After all, most people without collateral to offer may well not have a very good credit rating. But there is a form of short-term financing available to individuals who have jobs. This is a personal loan in the form of a paycheque advance. More recently the arrival of online sources of quick quid have made such loans much easier to get and more popular in recent years.

How can a working person get online loans? And how fast can the cash arrive?

The process is relatively simple and takes very little time. With most lenders of quick quid, it happens in three steps:

1. Find a lender online. Review the terms of their online loans to compare between paycheque advance companies.

2. Complete the online application. Lenders generally look to see if you have a job, how much you earn in a pay period, and if you have a bank account. What is not necessary is a very good credit rating. Also, there are no collateral requirements with online paycheque fast cash loans.

3. Check with your bank. The online loans are deposited directly into your account, and can be accessed in as little as one hour (or overnight, depending on the time of day that you submit your application).
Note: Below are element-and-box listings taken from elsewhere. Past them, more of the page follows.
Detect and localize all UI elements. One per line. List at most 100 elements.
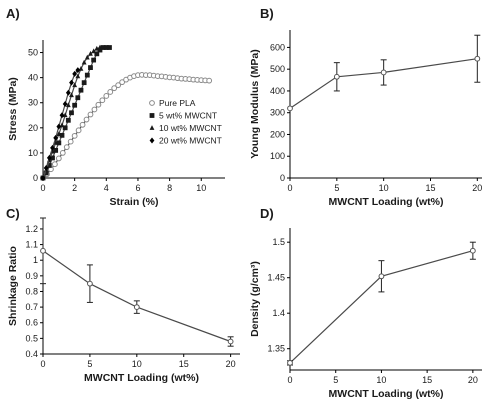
y-axis-label: Stress (MPa) — [7, 77, 19, 141]
x-tick-label: 10 — [196, 183, 206, 193]
data-point — [115, 82, 122, 89]
data-point — [50, 144, 55, 151]
data-point — [53, 148, 59, 153]
x-tick-label: 10 — [379, 183, 389, 193]
data-point — [469, 247, 476, 254]
data-point — [62, 112, 68, 118]
y-tick-label: 0.4 — [25, 349, 38, 359]
data-point — [59, 122, 65, 128]
data-point — [119, 79, 126, 86]
y-tick-label: 200 — [270, 129, 285, 139]
data-point — [40, 175, 46, 181]
data-point — [87, 280, 93, 287]
data-point — [72, 82, 78, 88]
data-point — [69, 110, 74, 116]
data-point — [99, 97, 106, 104]
data-point — [88, 50, 93, 56]
series-line — [42, 69, 79, 179]
chart-panel-1: A) 0 2 4 6 8 10 0 10 20 30 40 50 Strain (%) Stress (MP… — [6, 6, 225, 208]
y-tick-label: 100 — [270, 151, 285, 161]
x-tick-label: 0 — [287, 183, 292, 193]
y-axis-label: Young Modulus (MPa) — [249, 49, 261, 158]
data-point — [46, 154, 52, 161]
data-point — [56, 140, 62, 146]
data-point — [97, 47, 103, 53]
data-point — [84, 72, 90, 78]
data-point — [107, 89, 114, 95]
data-point — [56, 123, 62, 130]
data-point — [84, 54, 90, 60]
data-point — [56, 131, 62, 136]
legend-entry: 20 wt% MWCNT — [149, 136, 222, 146]
panel-letter: B) — [260, 6, 274, 21]
data-point — [59, 132, 65, 138]
y-axis-label: Shrinkage Ratio — [7, 246, 19, 326]
legend-label: 5 wt% MWCNT — [159, 111, 217, 121]
legend-label: 20 wt% MWCNT — [159, 136, 222, 146]
data-point — [51, 161, 58, 168]
series-4 — [40, 67, 81, 181]
legend-marker — [149, 100, 155, 106]
x-tick-label: 5 — [334, 183, 339, 193]
data-point — [378, 273, 385, 280]
series-1 — [40, 71, 213, 181]
data-point — [69, 79, 74, 86]
data-point — [95, 101, 102, 108]
data-point — [94, 51, 100, 57]
data-point — [88, 65, 93, 70]
data-point — [103, 45, 109, 50]
data-point — [78, 87, 84, 93]
y-tick-label: 300 — [270, 108, 285, 118]
panel-letter: C) — [6, 206, 20, 221]
data-point — [474, 55, 481, 62]
x-axis-label: MWCNT Loading (wt%) — [84, 372, 199, 384]
data-point — [380, 69, 387, 76]
y-tick-label: 0.9 — [25, 271, 38, 281]
x-tick-label: 0 — [287, 375, 292, 385]
data-point — [133, 304, 140, 311]
x-tick-label: 0 — [40, 359, 45, 369]
data-point — [65, 102, 71, 108]
data-point — [94, 45, 100, 51]
x-tick-label: 20 — [226, 359, 236, 369]
y-tick-label: 30 — [28, 98, 38, 108]
data-point — [100, 45, 106, 50]
x-axis-label: MWCNT Loading (wt%) — [329, 196, 444, 208]
data-point — [71, 132, 78, 139]
legend-marker — [149, 137, 155, 144]
data-point — [59, 112, 65, 119]
data-point — [50, 155, 55, 161]
panel-letter: A) — [6, 6, 20, 21]
y-tick-label: 40 — [28, 73, 38, 83]
data-point — [97, 44, 103, 50]
data-point — [103, 93, 110, 99]
chart-panel-3: C) 0 5 10 15 20 0.4 0.5 0.6 0.7 0.8 0.9 1 1.1 1.2 MWCNT… — [6, 206, 240, 384]
data-point — [65, 117, 71, 123]
y-tick-label: 500 — [270, 64, 285, 74]
x-tick-label: 20 — [472, 183, 482, 193]
y-tick-label: 1.2 — [25, 224, 38, 234]
data-point — [206, 77, 213, 84]
legend-marker — [149, 113, 155, 118]
y-tick-label: 0.7 — [25, 302, 38, 312]
legend-entry: Pure PLA — [149, 98, 196, 108]
x-tick-label: 2 — [72, 183, 77, 193]
data-point — [72, 70, 78, 77]
data-point — [63, 144, 70, 151]
x-tick-label: 20 — [468, 375, 478, 385]
legend-entry: 5 wt% MWCNT — [149, 111, 217, 121]
legend-entry: 10 wt% MWCNT — [149, 123, 222, 133]
y-tick-label: 0.6 — [25, 318, 38, 328]
data-point — [91, 48, 97, 54]
y-tick-label: 1 — [33, 255, 38, 265]
data-point — [75, 67, 81, 74]
data-point — [43, 170, 49, 176]
data-point — [62, 125, 68, 131]
data-point — [72, 102, 78, 108]
data-point — [40, 247, 46, 254]
data-point — [75, 95, 81, 101]
y-tick-label: 10 — [28, 148, 38, 158]
y-tick-label: 1.45 — [267, 273, 285, 283]
series-line — [42, 250, 231, 343]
The use of an online paycheque advance loan is unrestricted. For many, it can be used to cover household expenses or emergencies, such as an unplanned trip. In some cases, borrowers were travelling abroad and needed the cash on their trip. With access to a foreign ATM it is possible to get money simply through the use of a smart phone.

Online loans against a paycheque are like all others in that they need to be repaid. The earlier a borrower finishes the repayment, the lower the costs of the loan overall.